WWP is very, very proud of its reputation. In the 31-page complaint (the “Complaint”) filed in the United States District Court for the Southern District of Indiana, WWP outlined the different services it provides to veterans to fulfill its mission of “honoring and empowering injured service members.”

In November, Help Indiana Vets attacked this reputation by publishing a number of disparaging statements about WWP on its website (http://www.helpindianavets.com), including comments about how WWP was “best paid non-profit ever…” and that it “was really a fraud…that needs to be investigated immediately.” Also, on the same page as these statements, a link enabled website visitors to make a PayPal donation to Help Indiana Vets. This was a follow-up to an email with similar content that had been sent to government officials and entities back in July.

The six-count Complaint against Help Indiana Vets alleges false advertising, criminal deception, defamation, unfair competition, tortious interference with business relationships, and unjust enrichment. It can be accessed here. In the Complaint, the bottom line is that Help Indiana Vets seeks to drag WWP’s name through the mud and divert its donations.

But is legal action worth it?

To me, the act of filing a lawsuit seems a little drastic. WWP has worked hard to build its reputation, and there’s no question that it should defend that reputation. But couldn’t it just as easily have done that by writing to Dean Graham and threatening him with legal action if he didn’t stop his actions? His company is small and new; theirs is big and established. There’s no mention in the Complaint that this was attempted.

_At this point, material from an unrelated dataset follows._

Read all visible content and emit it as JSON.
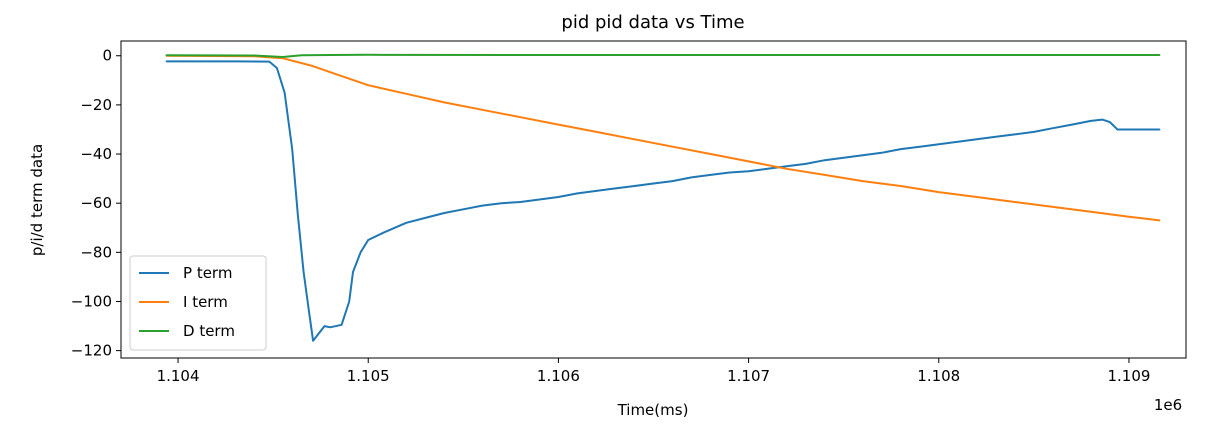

And here’s the another point. I’m blogging about this story because it’s interesting (ah, the power of social media). One non-profit for vets, suing another non-profit for vets. Who would have thought? This wouldn’t be interesting, however,  if the two organizations had just slugged it out on-line. WWP could have done an email blast to its thousands of followers about the accusations and clarifying where its money goes. Or it could have addressed the attacks on its website, and asked its supporters and allies to spread the word. Instead, it has a public lawsuit where all variations of the tagline address that it is being accused of “being a fraud.” Why be so vocal about it?